Information for parents and whānau

Discover how you can support your child or whānau while they are studying, and help them get organised for the next stage in their lives.

You play an important role in helping students decide where and what to study, and supporting them to succeed.

Find a timeline of what to expect in the first year, and other detailed information about how you can provide support in our Guide for Parents.

Before they start

Get to know us

We visit most schools in New Zealand twice each year and hold information evenings in many regions. Our Open Day is a great way for you and your child to get a feel for what life at Te Herenga Waka—Victoria University of Wellington is like.

You can also contact us during work hours by phone and email, or come and see us on campus in Wellington or in our Auckland office. We offer campus tours, one-to-one course planning appointments, and the opportunity to check out our halls of residence throughout the year.

Help them choose—but let them decide

Motivation is critical to study success, so you need to let your child make up their own mind about what to study. Help them think about their skills, interests and career goals to support their decision-making. If they’re not sure about their future direction, encourage them to plan their first year carefully to keep their options open.

It’s okay for students to change their mind about their course of study in the first year, and make changes to their courses or majors. In many cases they won’t take any extra time to complete their studies.

The application process

The first step in supporting your child’s application process is ensuring they’re on track to meet the University’s admission requirements.

They need to have decided their course of study before applying—and we advise applying as early as possible. See all the important dates for applying to enrol.

You’ll also need to talk together about how they will finance their degree. This includes both paying for their courses and living expenses. StudyLink can help finance your child’s study. Your child might also be eligible for a school-leaver scholarship, so it’s worth taking a look at what scholarships are available.

Equip them with life skills

Being prepared for university is about more than just deciding what to study. Encourage them to develop practical and personal skills to successfully manage their transition to university life.

These skills might include:

  • cooking for themselves
  • doing laundry
  • budgeting and managing a fixed income
  • asking for help when they need it
  • developing learning skills and study habits
  • learning how to prioritise their own health and wellbeing.

Adapting to university life

University will require your child to be more independent and proactive than they are used to at secondary school—they can’t rely on the processes they know from NCEA. You may see changes in their personality and identity as their personal responsibility grows.

Understand their workload

Students often only have 12–15 hours in lectures and tutorials each week, but they’re expected to do additional work on their own, so motivation and organisational skills are essential. It’s expected that students spend 2 hours working independently—doing readings, research, lab or studio work, or writing assignments—for every hour of lecture or contact time. This adds up to 36–45 hours a week for most first-year students.

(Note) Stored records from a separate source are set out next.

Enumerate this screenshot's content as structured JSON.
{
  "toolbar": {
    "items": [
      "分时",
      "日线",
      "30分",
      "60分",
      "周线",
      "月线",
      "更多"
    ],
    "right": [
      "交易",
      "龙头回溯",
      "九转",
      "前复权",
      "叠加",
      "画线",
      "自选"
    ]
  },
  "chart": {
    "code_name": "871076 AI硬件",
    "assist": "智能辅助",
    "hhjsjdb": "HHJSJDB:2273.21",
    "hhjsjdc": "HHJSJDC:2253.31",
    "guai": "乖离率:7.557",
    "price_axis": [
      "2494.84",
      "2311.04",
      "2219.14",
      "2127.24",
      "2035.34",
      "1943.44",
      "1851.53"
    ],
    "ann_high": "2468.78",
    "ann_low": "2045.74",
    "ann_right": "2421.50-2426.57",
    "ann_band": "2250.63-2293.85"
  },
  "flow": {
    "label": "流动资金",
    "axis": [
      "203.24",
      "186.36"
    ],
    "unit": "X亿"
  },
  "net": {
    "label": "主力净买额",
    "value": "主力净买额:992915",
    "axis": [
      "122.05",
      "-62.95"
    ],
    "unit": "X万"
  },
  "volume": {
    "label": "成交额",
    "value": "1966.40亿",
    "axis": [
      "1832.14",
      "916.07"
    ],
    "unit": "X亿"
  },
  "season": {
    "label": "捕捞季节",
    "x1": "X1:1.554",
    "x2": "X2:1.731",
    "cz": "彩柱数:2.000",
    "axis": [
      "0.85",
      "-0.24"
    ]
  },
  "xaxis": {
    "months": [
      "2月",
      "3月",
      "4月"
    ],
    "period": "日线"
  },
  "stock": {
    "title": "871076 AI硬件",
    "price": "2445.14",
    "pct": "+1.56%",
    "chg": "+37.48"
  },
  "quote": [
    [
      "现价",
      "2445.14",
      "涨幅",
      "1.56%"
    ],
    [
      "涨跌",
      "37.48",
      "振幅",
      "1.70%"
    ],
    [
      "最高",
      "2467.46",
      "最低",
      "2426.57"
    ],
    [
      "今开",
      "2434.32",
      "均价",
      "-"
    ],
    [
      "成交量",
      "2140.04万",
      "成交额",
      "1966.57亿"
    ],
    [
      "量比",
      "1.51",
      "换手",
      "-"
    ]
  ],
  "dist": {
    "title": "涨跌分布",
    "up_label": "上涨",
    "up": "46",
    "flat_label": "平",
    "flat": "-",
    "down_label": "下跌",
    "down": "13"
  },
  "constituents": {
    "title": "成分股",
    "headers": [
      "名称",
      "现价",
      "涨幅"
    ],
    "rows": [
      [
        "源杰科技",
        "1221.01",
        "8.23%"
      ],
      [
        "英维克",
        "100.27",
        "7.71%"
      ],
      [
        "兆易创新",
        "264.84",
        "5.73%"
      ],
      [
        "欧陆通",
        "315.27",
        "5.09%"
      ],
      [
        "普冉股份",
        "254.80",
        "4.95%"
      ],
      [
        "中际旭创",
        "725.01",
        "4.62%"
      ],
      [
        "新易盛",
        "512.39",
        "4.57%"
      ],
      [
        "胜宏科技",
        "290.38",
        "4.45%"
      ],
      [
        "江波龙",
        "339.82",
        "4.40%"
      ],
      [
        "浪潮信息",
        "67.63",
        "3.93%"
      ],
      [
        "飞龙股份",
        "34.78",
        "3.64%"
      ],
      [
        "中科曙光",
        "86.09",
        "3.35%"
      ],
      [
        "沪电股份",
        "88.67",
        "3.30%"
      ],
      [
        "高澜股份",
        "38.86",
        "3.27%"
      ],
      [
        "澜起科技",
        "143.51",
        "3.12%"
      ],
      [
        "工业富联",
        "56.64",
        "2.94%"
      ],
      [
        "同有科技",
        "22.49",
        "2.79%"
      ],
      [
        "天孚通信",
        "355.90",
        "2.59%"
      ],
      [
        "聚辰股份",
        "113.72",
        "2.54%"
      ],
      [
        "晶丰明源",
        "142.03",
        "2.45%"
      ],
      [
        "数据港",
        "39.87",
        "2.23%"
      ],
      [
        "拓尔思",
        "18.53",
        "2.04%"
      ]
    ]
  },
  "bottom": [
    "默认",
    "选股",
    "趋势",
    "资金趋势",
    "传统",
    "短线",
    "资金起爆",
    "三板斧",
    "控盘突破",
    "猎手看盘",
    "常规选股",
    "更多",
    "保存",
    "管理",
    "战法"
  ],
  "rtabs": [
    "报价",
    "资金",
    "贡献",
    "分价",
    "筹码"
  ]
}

There may be quiet times at the start of the trimester, but when assignments are due or examinations are held, students will need to spend many hours studying. Establishing a study routine is essential. Student Learning's study routine module can help.

Offer to help

Your role as a parent won’t be so hands-on anymore, but you can still offer to help. You could offer to proofread or check assignments. Keep in touch with your child, and let them know you’re still there to talk to. If they’re living away from home, keep up phone calls, emails, texts, and surprise care-parcels.

Stay informed about what’s happening during the year by checking the University's key dates.

Encourage getting involved

University is not just about study, and it should be fun and rewarding. Encourage your child to get involved on campus, by attending Orientation events and joining clubs or leadership programmes—or even just saying ‘hi’ to the person next to them.

About 80 percent of students at the University work as well as study. Employment helps pay essential costs, as well as providing valuable work experience and contacts when students are seeking full-time employment. You can help your child with feedback on their CV and job-hunting advice.

However, it is vital that students do not jeopardise their studies by working excessive hours. We recommend no more than 15 hours per week.

On-campus support

There’s a range of services and programmes to make your child’s experience at the University a successful one. All are run by friendly and experienced people who will provide information and guidance. You can point your child to our full range of student services and support.

What to do if you’re worried

If you’re worried about your student’s academic progress or health and wellbeing, talk to them first. Encourage them to approach the university’s support services.

If you have more immediate and serious concerns about their wellbeing or safety, talk to someone close to them—friends, halls of residence staff, flatmates—or if necessary, contact the student interest and disputes advisor or Student Counselling.

Students have the right to have their personal information and privacy respected, but the University is very committed to supporting students who are at risk of failing or who may have serious health or safety concerns.